Artifacts — There is Only One
This card is a very powerful spell artifact that helps lock down opponent’s creatures. The deck only runs four non-Island lands which helps ensure that you can reliably steal creatures. The Shackles shine against almost all decks, either by taking an opposing Delver, Goyf (sometimes), Dark Confidant, Steppe Lynx, in response to a Splinter Twin… the list goes on. Sometimes you have five mana available and your opponent just doesn’t see it coming.
Sideboard — Something for Everyone
A card I was initially very resistant to in the board. It really defines niche and only comes in against decks whose instants create problems. However, it is a strong card. As I have stated before (again and again), RUG Tempo is all about getting more for your mana. Dispel goes into game two of an instant-heavy matchup and takes a mana cost off of all your counter spells.
With the new Restoration Angel/Birthing Pod abomination floating around, Combust really comes in handy. It’s a must-have against the Twin and Naya Pod match up. Yes, your counters are adept at taking the game, but those can be Dispelled or Leaked. Combust? Counter spells go home and stay there.
The obvious inclusion against Affinity players. It is very powerful in the metagame, also bringing down Pods and slowing ramp. You might even want a fourth, although I am always skeptical of having a four of anything in my board. Shackles is really strong against RUG Tempo and you should not hesitate to bring Grudge in against it. No matter how well you play, a resolved Shackles can ruin your day.

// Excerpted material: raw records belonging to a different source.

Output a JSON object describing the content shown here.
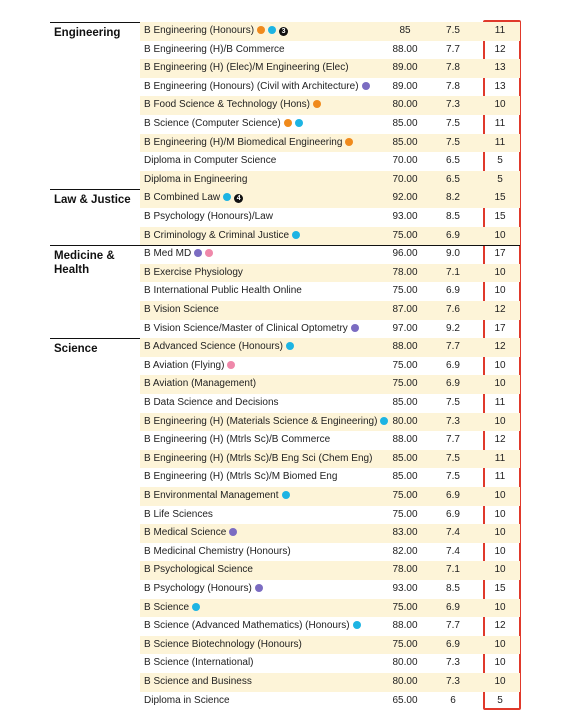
{
  "table": {
    "sections": [
      {
        "name": "Engineering",
        "rows": [
          [
            "B Engineering (Honours)",
            "85",
            "7.5",
            "11",
            "3"
          ],
          [
            "B Engineering (H)/B Commerce",
            "88.00",
            "7.7",
            "12"
          ],
          [
            "B Engineering (H) (Elec)/M Engineering (Elec)",
            "89.00",
            "7.8",
            "13"
          ],
          [
            "B Engineering (Honours) (Civil with Architecture)",
            "89.00",
            "7.8",
            "13"
          ],
          [
            "B Food Science & Technology (Hons)",
            "80.00",
            "7.3",
            "10"
          ],
          [
            "B Science (Computer Science)",
            "85.00",
            "7.5",
            "11"
          ],
          [
            "B Engineering (H)/M Biomedical Engineering",
            "85.00",
            "7.5",
            "11"
          ],
          [
            "Diploma in Computer Science",
            "70.00",
            "6.5",
            "5"
          ],
          [
            "Diploma in Engineering",
            "70.00",
            "6.5",
            "5"
          ]
        ]
      },
      {
        "name": "Law & Justice",
        "rows": [
          [
            "B Combined Law",
            "92.00",
            "8.2",
            "15",
            "4"
          ],
          [
            "B Psychology (Honours)/Law",
            "93.00",
            "8.5",
            "15"
          ],
          [
            "B Criminology & Criminal Justice",
            "75.00",
            "6.9",
            "10"
          ]
        ]
      },
      {
        "name": "Medicine & Health",
        "rows": [
          [
            "B Med MD",
            "96.00",
            "9.0",
            "17"
          ],
          [
            "B Exercise Physiology",
            "78.00",
            "7.1",
            "10"
          ],
          [
            "B International Public Health Online",
            "75.00",
            "6.9",
            "10"
          ],
          [
            "B Vision Science",
            "87.00",
            "7.6",
            "12"
          ],
          [
            "B Vision Science/Master of Clinical Optometry",
            "97.00",
            "9.2",
            "17"
          ]
        ]
      },
      {
        "name": "Science",
        "rows": [
          [
            "B Advanced Science (Honours)",
            "88.00",
            "7.7",
            "12"
          ],
          [
            "B Aviation (Flying)",
            "75.00",
            "6.9",
            "10"
          ],
          [
            "B Aviation (Management)",
            "75.00",
            "6.9",
            "10"
          ],
          [
            "B Data Science and Decisions",
            "85.00",
            "7.5",
            "11"
          ],
          [
            "B Engineering (H) (Materials Science & Engineering)",
            "80.00",
            "7.3",
            "10"
          ],
          [
            "B Engineering (H) (Mtrls Sc)/B Commerce",
            "88.00",
            "7.7",
            "12"
          ],
          [
            "B Engineering (H) (Mtrls Sc)/B Eng Sci (Chem Eng)",
            "85.00",
            "7.5",
            "11"
          ],
          [
            "B Engineering (H) (Mtrls Sc)/M Biomed Eng",
            "85.00",
            "7.5",
            "11"
          ],
          [
            "B Environmental Management",
            "75.00",
            "6.9",
            "10"
          ],
          [
            "B Life Sciences",
            "75.00",
            "6.9",
            "10"
          ],
          [
            "B Medical Science",
            "83.00",
            "7.4",
            "10"
          ],
          [
            "B Medicinal Chemistry (Honours)",
            "82.00",
            "7.4",
            "10"
          ],
          [
            "B Psychological Science",
            "78.00",
            "7.1",
            "10"
          ],
          [
            "B Psychology (Honours)",
            "93.00",
            "8.5",
            "15"
          ],
          [
            "B Science",
            "75.00",
            "6.9",
            "10"
          ],
          [
            "B Science (Advanced Mathematics) (Honours)",
            "88.00",
            "7.7",
            "12"
          ],
          [
            "B Science Biotechnology (Honours)",
            "75.00",
            "6.9",
            "10"
          ],
          [
            "B Science (International)",
            "80.00",
            "7.3",
            "10"
          ],
          [
            "B Science and Business",
            "80.00",
            "7.3",
            "10"
          ],
          [
            "Diploma in Science",
            "65.00",
            "6",
            "5"
          ]
        ]
      }
    ]
  }
}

This card is comes from the “fight fire with fire” school of thought. Threads can ruin even RUG’s best laid plans. If you have the chance: Counter. This. Card. What do you do when it resolves? Snag? Your outs are slim and you don’t want to be using removal on the creature they took from you. That being said, since it is the best against not just your deck but other tempo decks–USA aggro, Jund and Delver decks in general–you want three of them in your sideboard. It’s powerful, and can easily swing games. In the mirror it is perhaps one of the most important cards and worth using an extra counter spell or two to make sure it resolves. Once again, it is versatility, something this decks desperately wants.

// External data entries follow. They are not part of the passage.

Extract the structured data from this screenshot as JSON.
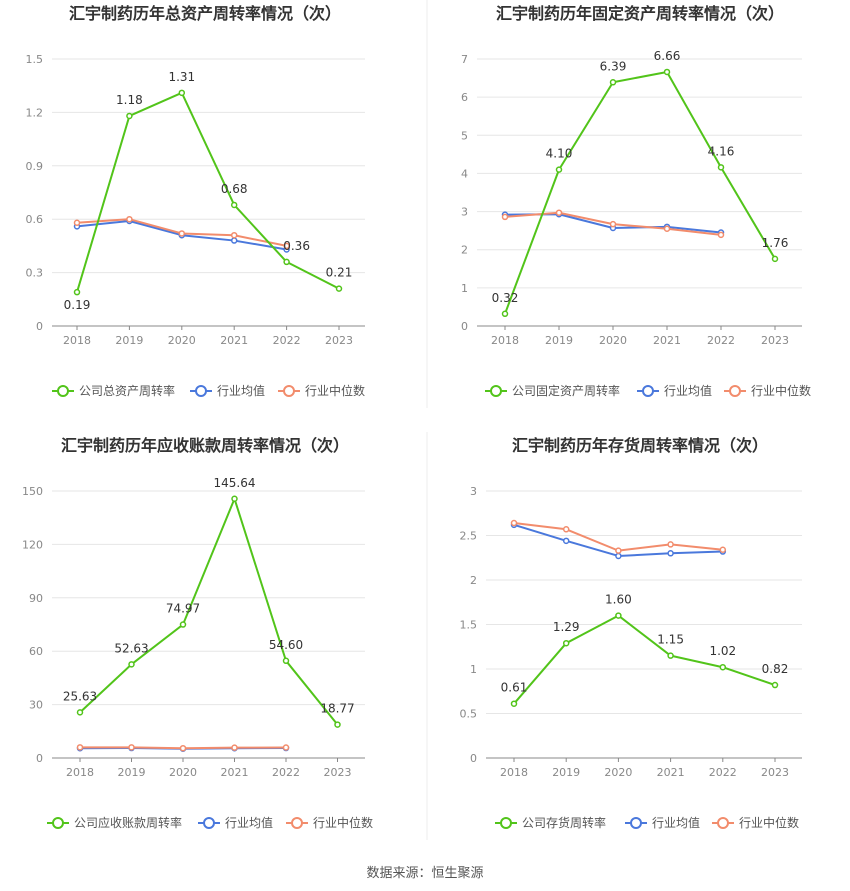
{
  "footer": "数据来源：恒生聚源",
  "colors": {
    "company": "#52c41a",
    "avg": "#4a78dc",
    "median": "#f28c6c",
    "grid": "#e6e6e6",
    "axis": "#888888",
    "label": "#333333"
  },
  "chart_data": [
    {
      "type": "line",
      "title": "汇宇制药历年总资产周转率情况（次）",
      "categories": [
        "2018",
        "2019",
        "2020",
        "2021",
        "2022",
        "2023"
      ],
      "yticks": [
        "0",
        "0.3",
        "0.6",
        "0.9",
        "1.2",
        "1.5"
      ],
      "ylim": [
        0,
        1.5
      ],
      "grid": true,
      "legend_position": "bottom",
      "series": [
        {
          "name": "公司总资产周转率",
          "role": "company",
          "values": [
            0.19,
            1.18,
            1.31,
            0.68,
            0.36,
            0.21
          ],
          "labels": [
            "0.19",
            "1.18",
            "1.31",
            "0.68",
            "0.36",
            "0.21"
          ]
        },
        {
          "name": "行业均值",
          "role": "avg",
          "values": [
            0.56,
            0.59,
            0.51,
            0.48,
            0.43,
            null
          ]
        },
        {
          "name": "行业中位数",
          "role": "median",
          "values": [
            0.58,
            0.6,
            0.52,
            0.51,
            0.45,
            null
          ]
        }
      ]
    },
    {
      "type": "line",
      "title": "汇宇制药历年固定资产周转率情况（次）",
      "categories": [
        "2018",
        "2019",
        "2020",
        "2021",
        "2022",
        "2023"
      ],
      "yticks": [
        "0",
        "1",
        "2",
        "3",
        "4",
        "5",
        "6",
        "7"
      ],
      "ylim": [
        0,
        7
      ],
      "grid": true,
      "legend_position": "bottom",
      "series": [
        {
          "name": "公司固定资产周转率",
          "role": "company",
          "values": [
            0.32,
            4.1,
            6.39,
            6.66,
            4.16,
            1.76
          ],
          "labels": [
            "0.32",
            "4.10",
            "6.39",
            "6.66",
            "4.16",
            "1.76"
          ]
        },
        {
          "name": "行业均值",
          "role": "avg",
          "values": [
            2.92,
            2.93,
            2.57,
            2.6,
            2.45,
            null
          ]
        },
        {
          "name": "行业中位数",
          "role": "median",
          "values": [
            2.86,
            2.97,
            2.67,
            2.55,
            2.39,
            null
          ]
        }
      ]
    },
    {
      "type": "line",
      "title": "汇宇制药历年应收账款周转率情况（次）",
      "categories": [
        "2018",
        "2019",
        "2020",
        "2021",
        "2022",
        "2023"
      ],
      "yticks": [
        "0",
        "30",
        "60",
        "90",
        "120",
        "150"
      ],
      "ylim": [
        0,
        150
      ],
      "grid": true,
      "legend_position": "bottom",
      "series": [
        {
          "name": "公司应收账款周转率",
          "role": "company",
          "values": [
            25.63,
            52.63,
            74.97,
            145.64,
            54.6,
            18.77
          ],
          "labels": [
            "25.63",
            "52.63",
            "74.97",
            "145.64",
            "54.60",
            "18.77"
          ]
        },
        {
          "name": "行业均值",
          "role": "avg",
          "values": [
            5.5,
            5.6,
            5.2,
            5.5,
            5.6,
            null
          ]
        },
        {
          "name": "行业中位数",
          "role": "median",
          "values": [
            6.0,
            6.0,
            5.5,
            5.8,
            5.9,
            null
          ]
        }
      ]
    },
    {
      "type": "line",
      "title": "汇宇制药历年存货周转率情况（次）",
      "categories": [
        "2018",
        "2019",
        "2020",
        "2021",
        "2022",
        "2023"
      ],
      "yticks": [
        "0",
        "0.5",
        "1",
        "1.5",
        "2",
        "2.5",
        "3"
      ],
      "ylim": [
        0,
        3
      ],
      "grid": true,
      "legend_position": "bottom",
      "series": [
        {
          "name": "公司存货周转率",
          "role": "company",
          "values": [
            0.61,
            1.29,
            1.6,
            1.15,
            1.02,
            0.82
          ],
          "labels": [
            "0.61",
            "1.29",
            "1.60",
            "1.15",
            "1.02",
            "0.82"
          ]
        },
        {
          "name": "行业均值",
          "role": "avg",
          "values": [
            2.62,
            2.44,
            2.27,
            2.3,
            2.32,
            null
          ]
        },
        {
          "name": "行业中位数",
          "role": "median",
          "values": [
            2.64,
            2.57,
            2.33,
            2.4,
            2.34,
            null
          ]
        }
      ]
    }
  ]
}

It has split second, it has flash, it will resolve and it will be a problem for the decks it comes in against. It’s Sulfur Elemental! You want him against Martyr type decks. Yes, those decks exist and they can actually do things. Do not bring him in against white weenie archetypes, however tempting. You won’t be thrilled when facing down their three one Mirran Crusaders who only wants to wear your face home as a trophy. While only coming in for a couple of matchups, the Elemental is very, very strong.

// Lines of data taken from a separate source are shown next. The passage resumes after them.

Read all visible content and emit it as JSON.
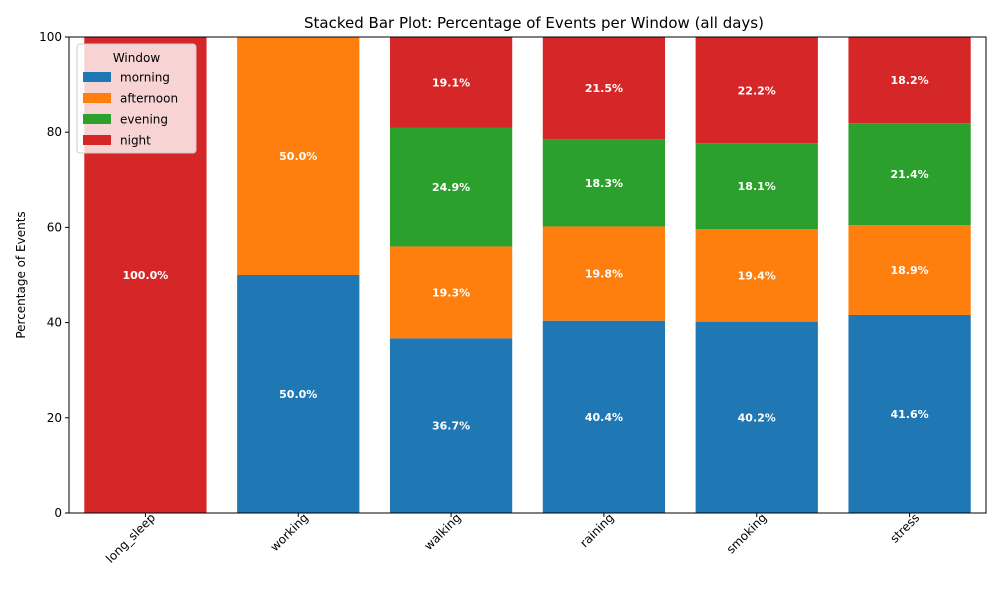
{
  "chart_data": {
    "type": "bar",
    "stacked": true,
    "title": "Stacked Bar Plot: Percentage of Events per Window (all days)",
    "xlabel": "",
    "ylabel": "Percentage of Events",
    "ylim": [
      0,
      100
    ],
    "yticks": [
      0,
      20,
      40,
      60,
      80,
      100
    ],
    "grid": false,
    "categories": [
      "long_sleep",
      "working",
      "walking",
      "raining",
      "smoking",
      "stress"
    ],
    "series": [
      {
        "name": "morning",
        "color": "#1f77b4",
        "values": [
          0,
          50.0,
          36.7,
          40.4,
          40.2,
          41.6
        ]
      },
      {
        "name": "afternoon",
        "color": "#ff7f0e",
        "values": [
          0,
          50.0,
          19.3,
          19.8,
          19.4,
          18.9
        ]
      },
      {
        "name": "evening",
        "color": "#2ca02c",
        "values": [
          0,
          0,
          24.9,
          18.3,
          18.1,
          21.4
        ]
      },
      {
        "name": "night",
        "color": "#d62728",
        "values": [
          100.0,
          0,
          19.1,
          21.5,
          22.2,
          18.2
        ]
      }
    ],
    "legend": {
      "title": "Window",
      "placement": "top-left"
    }
  }
}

Rounding out the seventy five is a pair of the best life gaining X/4s in the format. And I know what you’re thinking: “But it costs four…and you said… with the lands…and more for your mana.” Don’t worry, it’s okay. Sometimes you need to make an exception. Baloth is coming in against decks where discard is relevant (Jund/Loam and the like) and also can be hardcasted to gain some life (USA better have a Path in hand). It’s a solid beater, dodges burn-based removal (seriously, counter this thing when played against you), it’s amazing when free and can easily buy you the extra turn against Burn or Burn variants.
So there you have it. That’s the wrap up on RUG Tempo. This deck is insanely fun to play and I would highly recommend it if you’re planning on a trip to Columbus. I hope you enjoyed the article and you like the card choices I made. Feel free to comment on what you like and what you didn’t. Until then, have fun with Modern.